August Employment Report: U.S. Payrolls Increased by 315,000
Employers in the U.S. economy hired more people than anticipated in August. But the Federal Reserve may feel less pressure to deliver a third 75 basis point interest rate boost this month due to poor pay growth and an increase in the unemployment rate to 3.7%.
The Rate Of Unemployment Increases
Last week, the Labor Department’s carefully awaited employment data revealed a decrease in the average workweek. The increase in the unemployment rate occurred as more than 700,000 people entered the labor force, driving the labor force size to a new high.
Despite the Federal Reserve front-loading rate hikes, which have raised the risk of a recession, the general strength of the employment market shows the economy’s resilience.
Last week, Fed Chair Jerome Powell forewarned Americans of a difficult period marked by sluggish economic expansion and perhaps growing unemployment as the government aggressively tightens monetary policy to combat inflation.
Eric Merlis, managing director and co-head of global markets at Citizens, stated that the U.S. economy “may only need this gradual cooling off of the overheated labor market to assist reduce inflation pressure.” The higher rate of labor force participation and the decrease in hourly wages should be encouraging to the Fed.
Rise in Non-farm Payrolls
According to the poll of businesses, nonfarm payrolls rose by 315,000 jobs in the previous month. Data for July was significantly revised downward to reflect a surge in payrolls of 526,000 rather than the previously reported 528,000.
August was the 20th month in a row with increased employment. There are currently 240,000 more jobs than there were before the pandemic.
The professional and business services sector created 68,000 positions last month, driving the overall increase in hiring. 48,000 more people were employed in healthcare.
Manufacturing saw a 22,000 employment increase, while retail trade saw a 44,000 job increase. Payroll growth for leisure and hospitality decreased by 31,000, a marked slowdown from the average monthly growth of 90,000 during the year’s first seven months.
The number of jobs in the leisure and hospitality sector is still 1.2 million below its pre-pandemic level.
U.S. stocks started the day higher. In comparison to a basket of currencies, the dollar fell. Treasury prices fluctuated.

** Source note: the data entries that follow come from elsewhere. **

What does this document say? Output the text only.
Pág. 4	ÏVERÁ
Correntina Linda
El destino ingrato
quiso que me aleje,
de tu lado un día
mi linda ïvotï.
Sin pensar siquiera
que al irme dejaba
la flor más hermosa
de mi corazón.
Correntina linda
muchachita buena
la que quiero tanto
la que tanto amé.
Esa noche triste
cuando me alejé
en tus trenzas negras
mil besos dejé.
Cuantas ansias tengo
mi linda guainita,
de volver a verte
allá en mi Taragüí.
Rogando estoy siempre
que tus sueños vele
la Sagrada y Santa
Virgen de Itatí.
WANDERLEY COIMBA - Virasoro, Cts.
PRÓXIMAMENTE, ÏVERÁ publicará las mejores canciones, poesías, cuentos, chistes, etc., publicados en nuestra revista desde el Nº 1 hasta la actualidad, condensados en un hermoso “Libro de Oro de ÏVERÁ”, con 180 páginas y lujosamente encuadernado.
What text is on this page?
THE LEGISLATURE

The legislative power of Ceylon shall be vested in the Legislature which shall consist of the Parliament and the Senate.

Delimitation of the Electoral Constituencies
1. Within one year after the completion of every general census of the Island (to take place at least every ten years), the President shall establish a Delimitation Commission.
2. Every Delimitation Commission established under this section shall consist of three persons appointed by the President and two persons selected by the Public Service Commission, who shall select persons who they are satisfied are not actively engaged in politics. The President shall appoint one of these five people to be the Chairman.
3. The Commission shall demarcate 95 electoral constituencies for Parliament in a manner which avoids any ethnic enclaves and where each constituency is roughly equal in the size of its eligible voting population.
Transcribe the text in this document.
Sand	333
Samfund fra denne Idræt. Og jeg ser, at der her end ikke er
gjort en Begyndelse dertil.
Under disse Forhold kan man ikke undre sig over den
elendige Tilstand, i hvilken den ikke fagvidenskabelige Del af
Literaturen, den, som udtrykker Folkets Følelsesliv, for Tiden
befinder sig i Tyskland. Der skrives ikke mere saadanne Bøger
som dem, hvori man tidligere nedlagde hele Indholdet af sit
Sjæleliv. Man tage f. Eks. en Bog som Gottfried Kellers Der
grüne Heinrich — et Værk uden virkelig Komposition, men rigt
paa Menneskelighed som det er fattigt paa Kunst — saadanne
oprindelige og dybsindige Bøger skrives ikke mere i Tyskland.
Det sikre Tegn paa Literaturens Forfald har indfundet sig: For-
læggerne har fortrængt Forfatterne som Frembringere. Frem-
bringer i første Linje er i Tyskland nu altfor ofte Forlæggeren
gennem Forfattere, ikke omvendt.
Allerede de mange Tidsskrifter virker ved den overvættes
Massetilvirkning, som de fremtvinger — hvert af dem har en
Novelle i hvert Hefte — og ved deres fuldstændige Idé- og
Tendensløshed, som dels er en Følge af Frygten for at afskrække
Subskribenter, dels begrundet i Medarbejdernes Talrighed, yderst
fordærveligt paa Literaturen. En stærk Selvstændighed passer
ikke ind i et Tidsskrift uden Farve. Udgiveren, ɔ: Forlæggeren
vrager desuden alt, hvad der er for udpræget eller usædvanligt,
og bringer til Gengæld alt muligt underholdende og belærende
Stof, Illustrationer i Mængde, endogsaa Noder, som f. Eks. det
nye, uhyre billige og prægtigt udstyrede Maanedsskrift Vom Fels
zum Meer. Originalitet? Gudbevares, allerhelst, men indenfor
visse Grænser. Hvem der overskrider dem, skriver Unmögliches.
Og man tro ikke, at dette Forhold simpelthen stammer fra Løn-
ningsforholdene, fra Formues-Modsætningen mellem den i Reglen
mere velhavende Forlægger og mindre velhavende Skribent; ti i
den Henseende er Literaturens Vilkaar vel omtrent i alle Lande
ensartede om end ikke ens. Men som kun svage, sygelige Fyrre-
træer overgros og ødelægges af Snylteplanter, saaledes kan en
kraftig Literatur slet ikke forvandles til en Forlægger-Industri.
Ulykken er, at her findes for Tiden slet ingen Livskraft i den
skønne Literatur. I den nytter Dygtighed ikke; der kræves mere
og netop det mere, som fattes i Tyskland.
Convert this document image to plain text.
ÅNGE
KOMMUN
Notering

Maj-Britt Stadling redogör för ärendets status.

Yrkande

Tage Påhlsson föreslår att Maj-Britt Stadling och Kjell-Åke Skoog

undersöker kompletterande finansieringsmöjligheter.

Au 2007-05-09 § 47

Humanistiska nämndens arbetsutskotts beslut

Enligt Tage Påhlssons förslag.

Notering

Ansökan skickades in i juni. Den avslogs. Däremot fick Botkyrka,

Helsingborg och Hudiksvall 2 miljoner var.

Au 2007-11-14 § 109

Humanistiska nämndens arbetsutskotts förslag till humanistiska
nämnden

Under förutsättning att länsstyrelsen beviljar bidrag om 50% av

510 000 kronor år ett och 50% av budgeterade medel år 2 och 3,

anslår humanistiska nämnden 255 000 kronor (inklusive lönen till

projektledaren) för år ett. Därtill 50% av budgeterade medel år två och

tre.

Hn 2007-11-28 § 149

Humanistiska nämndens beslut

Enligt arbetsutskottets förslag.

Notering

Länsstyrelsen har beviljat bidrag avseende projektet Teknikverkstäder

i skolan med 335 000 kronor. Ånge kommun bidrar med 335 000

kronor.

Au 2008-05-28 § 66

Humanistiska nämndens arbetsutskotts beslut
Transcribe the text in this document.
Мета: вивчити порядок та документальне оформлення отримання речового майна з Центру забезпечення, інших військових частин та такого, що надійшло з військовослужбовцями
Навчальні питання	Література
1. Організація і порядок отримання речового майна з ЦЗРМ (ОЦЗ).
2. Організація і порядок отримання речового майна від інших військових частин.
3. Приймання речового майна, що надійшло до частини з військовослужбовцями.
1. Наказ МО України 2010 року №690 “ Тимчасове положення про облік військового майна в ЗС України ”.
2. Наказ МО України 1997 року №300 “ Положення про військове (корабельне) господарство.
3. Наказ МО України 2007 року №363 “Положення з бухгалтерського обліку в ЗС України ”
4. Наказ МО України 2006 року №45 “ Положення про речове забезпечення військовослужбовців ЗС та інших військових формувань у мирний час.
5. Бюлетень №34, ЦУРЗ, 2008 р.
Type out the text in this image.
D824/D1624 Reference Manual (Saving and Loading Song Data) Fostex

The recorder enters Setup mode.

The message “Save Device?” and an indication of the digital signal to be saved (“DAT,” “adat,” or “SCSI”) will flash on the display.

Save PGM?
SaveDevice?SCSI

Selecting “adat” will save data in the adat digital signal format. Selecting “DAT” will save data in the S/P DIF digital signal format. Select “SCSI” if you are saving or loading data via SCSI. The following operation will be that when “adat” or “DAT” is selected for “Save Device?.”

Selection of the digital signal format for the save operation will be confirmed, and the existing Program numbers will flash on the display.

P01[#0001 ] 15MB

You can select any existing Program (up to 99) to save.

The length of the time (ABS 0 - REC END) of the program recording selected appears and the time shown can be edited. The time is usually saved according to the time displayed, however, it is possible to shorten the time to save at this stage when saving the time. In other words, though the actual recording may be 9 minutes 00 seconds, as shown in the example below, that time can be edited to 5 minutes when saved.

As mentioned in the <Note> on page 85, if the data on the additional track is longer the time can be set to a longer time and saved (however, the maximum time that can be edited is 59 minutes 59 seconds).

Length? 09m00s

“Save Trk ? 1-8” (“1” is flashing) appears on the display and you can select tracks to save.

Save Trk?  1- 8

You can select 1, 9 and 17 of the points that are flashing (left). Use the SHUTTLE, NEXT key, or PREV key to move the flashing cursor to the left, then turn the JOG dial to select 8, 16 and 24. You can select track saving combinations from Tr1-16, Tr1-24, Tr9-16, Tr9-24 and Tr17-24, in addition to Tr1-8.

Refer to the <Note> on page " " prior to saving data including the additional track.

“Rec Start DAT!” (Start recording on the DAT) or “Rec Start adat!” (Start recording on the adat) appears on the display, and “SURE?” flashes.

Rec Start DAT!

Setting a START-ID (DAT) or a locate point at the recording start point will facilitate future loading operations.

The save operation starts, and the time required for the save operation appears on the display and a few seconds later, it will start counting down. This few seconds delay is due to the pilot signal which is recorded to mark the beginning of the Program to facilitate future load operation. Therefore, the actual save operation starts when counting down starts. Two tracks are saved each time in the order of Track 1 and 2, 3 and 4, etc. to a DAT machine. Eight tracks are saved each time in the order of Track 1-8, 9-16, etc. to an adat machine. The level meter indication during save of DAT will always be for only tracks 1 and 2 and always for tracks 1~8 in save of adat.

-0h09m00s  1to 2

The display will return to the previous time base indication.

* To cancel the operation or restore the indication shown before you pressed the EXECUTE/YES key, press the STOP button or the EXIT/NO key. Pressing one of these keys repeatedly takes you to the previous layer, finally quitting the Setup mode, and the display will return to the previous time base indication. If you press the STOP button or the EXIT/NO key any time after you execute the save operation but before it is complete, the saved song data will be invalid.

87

Important Household Information
Strong details were provided by the household survey used to calculate the unemployment rate.
Even though the unemployment rate rose from its pre-epidemic low of 3.5% in July to 3.7%, 786,000 more people joined the labor force than before the pandemic. The workforce has a record-high size after the largest increase since January, surpassing the prior high in December 2019.
As a result, the labor force participation rate— the percentage of working-age Americans who are employed or actively seeking employment—rose to 62.4% from 62.1% in July. It still falls 1% short of its pre-pandemic level.
In the months of June and July, the Fed twice increased its policy rate by 0.75%. Since March, that rate has increased from close to zero to the range of 2.25% to 2.50%.
The probability of a recession is increasing, but the job market is still following its own course. On the last day of July, there were 11.2 million unfilled positions, or two for every unemployed individual. By historical standards, the number of initial applications for unemployment benefits is extremely low. Wage growth is diminishing as the labor pool grows.
Following a 0.5% increase in July, the average hourly wage increased by 0.3% in August. As a result, the annual pay growth in August stayed at 5.2%. Strong wage growth prevents a recession for the time being by ensuring that incomes continue to grow, albeit moderately.
The average number of hours worked per week decreased to 34.5 from 34.6 in July. That would indicate that companies are beginning to cut back on employee hours due to the current state of the economy.